I'm always surprised when Sondheim's music is referred to as cold and brainy—which is almost every time it's referred to. It's never struck me that way; it's not as if we're talking about dry modernist compositions after all, or if his shows don't concern themselves with matters of the heart. What Sondheim does is mostly avoid cheesy sentiment, and that alone passes for glacial detachment in the overheated world of musical theater.
The cliché about Sondheim was trotted out yet again in the Times' review of the Encores! version of his 1971 masterpiece, Follies: "The brittle shield of ice that was once widely believed to encase anything Stephen Sondheim wrote continues to melt apace…this “Follies” definitively tears off the stigma of cerebral chilliness that was attached to it when it opened 35 years ago." But it's easy to melt an inexistent shield of ice. I mean, who would ever think that the heartbreaking "Losing My Mind," probably the best-known song from Follies, is emotionally distant? And that number is far from being an oddity in the Sondheim catalog.
Anyway, on with the show. It's plain that the Follies a few thousand people were lucky enough to see this weekend was exceptional. Casey Nicholaw did a bang-up job with the staging and choreography, and special props to Ken Billington's extraordinary lighting, which made the ghostly younger cast appropriately monochromatic, even when they happened to step up to center stage to interact with their older selves; the effect was akin to a b&w movie character suddenly being dumped into a color picture.

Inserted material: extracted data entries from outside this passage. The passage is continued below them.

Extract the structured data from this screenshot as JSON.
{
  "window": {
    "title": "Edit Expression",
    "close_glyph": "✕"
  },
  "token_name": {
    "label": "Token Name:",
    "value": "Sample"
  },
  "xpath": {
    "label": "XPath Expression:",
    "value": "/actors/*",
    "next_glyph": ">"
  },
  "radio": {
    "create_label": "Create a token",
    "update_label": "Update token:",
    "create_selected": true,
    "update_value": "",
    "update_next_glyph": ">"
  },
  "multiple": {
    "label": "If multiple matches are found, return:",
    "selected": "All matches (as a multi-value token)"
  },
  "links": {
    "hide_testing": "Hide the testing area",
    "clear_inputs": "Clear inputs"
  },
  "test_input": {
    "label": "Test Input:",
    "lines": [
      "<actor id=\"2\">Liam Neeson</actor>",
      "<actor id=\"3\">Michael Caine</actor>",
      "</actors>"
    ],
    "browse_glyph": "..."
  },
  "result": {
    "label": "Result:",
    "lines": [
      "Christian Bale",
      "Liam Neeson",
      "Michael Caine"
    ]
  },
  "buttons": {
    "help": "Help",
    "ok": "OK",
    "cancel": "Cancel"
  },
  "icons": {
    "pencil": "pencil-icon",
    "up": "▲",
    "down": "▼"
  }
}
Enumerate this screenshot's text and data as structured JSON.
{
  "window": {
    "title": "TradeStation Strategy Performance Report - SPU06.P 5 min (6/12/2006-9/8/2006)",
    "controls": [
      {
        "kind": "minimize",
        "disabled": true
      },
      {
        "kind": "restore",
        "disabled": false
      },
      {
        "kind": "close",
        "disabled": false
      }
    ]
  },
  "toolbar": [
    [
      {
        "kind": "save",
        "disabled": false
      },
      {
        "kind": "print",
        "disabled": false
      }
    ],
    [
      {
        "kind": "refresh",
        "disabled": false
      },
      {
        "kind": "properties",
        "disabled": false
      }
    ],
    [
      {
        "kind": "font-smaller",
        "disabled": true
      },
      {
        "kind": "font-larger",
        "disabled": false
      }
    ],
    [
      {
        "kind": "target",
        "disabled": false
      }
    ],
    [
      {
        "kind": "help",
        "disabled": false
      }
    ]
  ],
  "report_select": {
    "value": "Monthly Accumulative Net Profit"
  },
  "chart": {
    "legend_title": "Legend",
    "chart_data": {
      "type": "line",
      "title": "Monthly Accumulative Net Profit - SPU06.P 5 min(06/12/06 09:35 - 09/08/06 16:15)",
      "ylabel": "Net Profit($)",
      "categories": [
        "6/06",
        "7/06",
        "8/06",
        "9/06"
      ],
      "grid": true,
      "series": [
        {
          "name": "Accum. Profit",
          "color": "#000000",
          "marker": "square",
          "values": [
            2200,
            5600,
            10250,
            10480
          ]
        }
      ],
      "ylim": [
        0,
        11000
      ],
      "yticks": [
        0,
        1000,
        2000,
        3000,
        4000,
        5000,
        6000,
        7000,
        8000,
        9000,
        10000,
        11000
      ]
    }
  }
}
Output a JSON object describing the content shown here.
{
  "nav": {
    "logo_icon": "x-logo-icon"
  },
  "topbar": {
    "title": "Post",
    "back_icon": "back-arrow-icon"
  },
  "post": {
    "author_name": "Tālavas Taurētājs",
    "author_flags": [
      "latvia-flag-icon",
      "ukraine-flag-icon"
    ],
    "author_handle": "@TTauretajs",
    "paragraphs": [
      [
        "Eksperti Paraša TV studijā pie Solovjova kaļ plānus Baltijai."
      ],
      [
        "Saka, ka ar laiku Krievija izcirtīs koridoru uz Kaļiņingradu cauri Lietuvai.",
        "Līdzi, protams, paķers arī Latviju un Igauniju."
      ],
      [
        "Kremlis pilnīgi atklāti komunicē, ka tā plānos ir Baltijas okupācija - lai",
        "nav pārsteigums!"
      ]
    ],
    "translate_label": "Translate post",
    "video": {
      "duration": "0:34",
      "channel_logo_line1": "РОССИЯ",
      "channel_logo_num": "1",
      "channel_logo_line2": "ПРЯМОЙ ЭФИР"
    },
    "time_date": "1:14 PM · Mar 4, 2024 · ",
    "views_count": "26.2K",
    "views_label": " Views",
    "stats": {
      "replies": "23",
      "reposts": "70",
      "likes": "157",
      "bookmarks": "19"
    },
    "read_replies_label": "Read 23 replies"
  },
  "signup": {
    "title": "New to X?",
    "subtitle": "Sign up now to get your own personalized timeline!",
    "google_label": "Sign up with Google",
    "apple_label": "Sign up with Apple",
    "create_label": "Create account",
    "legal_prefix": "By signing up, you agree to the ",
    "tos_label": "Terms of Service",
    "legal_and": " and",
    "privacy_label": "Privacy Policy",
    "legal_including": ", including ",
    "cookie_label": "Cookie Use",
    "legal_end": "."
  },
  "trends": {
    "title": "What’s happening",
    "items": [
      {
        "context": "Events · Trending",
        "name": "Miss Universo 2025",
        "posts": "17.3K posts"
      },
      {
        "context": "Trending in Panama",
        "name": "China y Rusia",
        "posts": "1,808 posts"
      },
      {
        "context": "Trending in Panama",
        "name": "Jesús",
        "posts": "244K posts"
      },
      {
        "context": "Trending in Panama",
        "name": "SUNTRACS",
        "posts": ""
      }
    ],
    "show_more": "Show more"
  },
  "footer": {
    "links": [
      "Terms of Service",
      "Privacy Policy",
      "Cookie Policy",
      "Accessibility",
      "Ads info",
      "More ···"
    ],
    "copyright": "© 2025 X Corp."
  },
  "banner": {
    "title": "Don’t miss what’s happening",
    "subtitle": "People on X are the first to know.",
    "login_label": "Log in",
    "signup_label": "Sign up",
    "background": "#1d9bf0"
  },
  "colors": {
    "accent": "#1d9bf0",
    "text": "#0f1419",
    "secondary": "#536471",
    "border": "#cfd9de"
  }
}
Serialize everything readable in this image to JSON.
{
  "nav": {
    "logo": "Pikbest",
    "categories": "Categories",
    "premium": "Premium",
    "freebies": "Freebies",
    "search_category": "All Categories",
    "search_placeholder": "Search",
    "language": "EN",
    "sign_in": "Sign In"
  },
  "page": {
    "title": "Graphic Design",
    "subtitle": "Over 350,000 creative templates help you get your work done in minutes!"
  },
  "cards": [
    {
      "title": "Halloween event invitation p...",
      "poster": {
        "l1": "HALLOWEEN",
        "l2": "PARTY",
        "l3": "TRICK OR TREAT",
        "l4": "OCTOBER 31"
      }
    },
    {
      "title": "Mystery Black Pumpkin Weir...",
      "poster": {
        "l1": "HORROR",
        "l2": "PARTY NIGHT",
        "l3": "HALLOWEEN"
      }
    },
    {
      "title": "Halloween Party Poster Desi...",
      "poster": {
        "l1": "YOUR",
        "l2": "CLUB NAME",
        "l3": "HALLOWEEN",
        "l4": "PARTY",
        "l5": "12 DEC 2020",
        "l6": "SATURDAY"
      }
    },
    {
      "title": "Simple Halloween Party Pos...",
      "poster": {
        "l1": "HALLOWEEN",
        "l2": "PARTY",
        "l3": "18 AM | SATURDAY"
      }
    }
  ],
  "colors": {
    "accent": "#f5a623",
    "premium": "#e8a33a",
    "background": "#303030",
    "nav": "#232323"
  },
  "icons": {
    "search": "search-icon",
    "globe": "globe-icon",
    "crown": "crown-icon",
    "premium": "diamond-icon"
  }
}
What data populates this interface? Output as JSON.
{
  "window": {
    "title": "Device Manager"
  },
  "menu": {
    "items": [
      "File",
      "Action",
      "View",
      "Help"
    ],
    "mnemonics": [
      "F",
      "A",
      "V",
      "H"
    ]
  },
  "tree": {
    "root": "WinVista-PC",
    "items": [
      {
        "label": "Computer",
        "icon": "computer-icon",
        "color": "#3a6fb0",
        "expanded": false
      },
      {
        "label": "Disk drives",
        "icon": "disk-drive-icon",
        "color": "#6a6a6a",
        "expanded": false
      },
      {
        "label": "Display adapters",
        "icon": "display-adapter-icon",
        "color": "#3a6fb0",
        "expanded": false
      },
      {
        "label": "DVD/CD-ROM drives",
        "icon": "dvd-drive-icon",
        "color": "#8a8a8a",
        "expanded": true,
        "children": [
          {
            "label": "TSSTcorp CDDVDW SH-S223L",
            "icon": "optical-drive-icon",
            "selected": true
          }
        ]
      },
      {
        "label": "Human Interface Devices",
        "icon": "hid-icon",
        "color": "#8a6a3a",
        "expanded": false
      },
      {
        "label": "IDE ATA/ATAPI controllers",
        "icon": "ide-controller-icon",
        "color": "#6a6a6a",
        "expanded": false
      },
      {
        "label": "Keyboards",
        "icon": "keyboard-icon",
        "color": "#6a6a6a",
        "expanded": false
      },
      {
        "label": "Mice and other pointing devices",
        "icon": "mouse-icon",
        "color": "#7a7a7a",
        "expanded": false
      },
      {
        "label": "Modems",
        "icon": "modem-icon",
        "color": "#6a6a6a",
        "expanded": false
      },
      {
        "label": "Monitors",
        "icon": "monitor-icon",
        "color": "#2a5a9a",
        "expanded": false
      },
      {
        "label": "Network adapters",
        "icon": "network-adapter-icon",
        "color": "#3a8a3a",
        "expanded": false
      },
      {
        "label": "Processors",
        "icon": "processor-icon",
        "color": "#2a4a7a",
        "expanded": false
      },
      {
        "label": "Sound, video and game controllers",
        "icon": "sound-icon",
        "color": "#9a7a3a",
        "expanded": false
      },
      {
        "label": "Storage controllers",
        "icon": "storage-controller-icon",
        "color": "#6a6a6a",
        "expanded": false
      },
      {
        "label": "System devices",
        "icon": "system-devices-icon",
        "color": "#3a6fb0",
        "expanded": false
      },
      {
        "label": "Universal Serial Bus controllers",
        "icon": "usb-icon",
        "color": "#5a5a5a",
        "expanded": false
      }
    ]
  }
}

But what really made the production exceptional were the performers, notably Donna Murphy (betraying hairline cracks in Phyllis's regal composure), Victoria Clark (particularly touching when evoking Sally's wasted life and heartbreak), Christine Baranski (our most naturally gifted comedienne, nailing all of Carlotta's lines and doing an impressive job—save for those tricky last notes—on "I'm Still Here") and JoAnne Worley (a scenery-chomping ringleader in the fabulous "Who's That Woman"?). While the number didn't get the most heated applause at the performance I saw, I loved Clark's version of "Losing My Mind," which I even preferred to Barbara Cook's (this is akin to saying that the earth is flat to hardcore showtune fiends).
Someone on All That Chat theorized that the current crop of female musical-theater stars may be the strongest ever, and I find myself in agreement. Of course there have been tremendous powerhouses in the past, but now the numbers are impressive: We can see the likes of Patti LuPone, Donna Murphy, Kristin Chenoweth, Sutton Foster, Bernadette Peters, Christine Ebersole and Tonya Pinkins on a regular basis. (I'm not a huge fan of Audra McDonald but she definitely has her admirers. ) Add a whole bunch of young 'uns working their way up through the ranks, such as Anika Noni Rose, Renée Elise Goldsberry, Laura Bell Bundy and Leslie Kritzer, and we're in really good shape. Now if only we could get exciting new composers to match… but please don't bring up Michael John LaChiusa and Ricky Ian Gordon.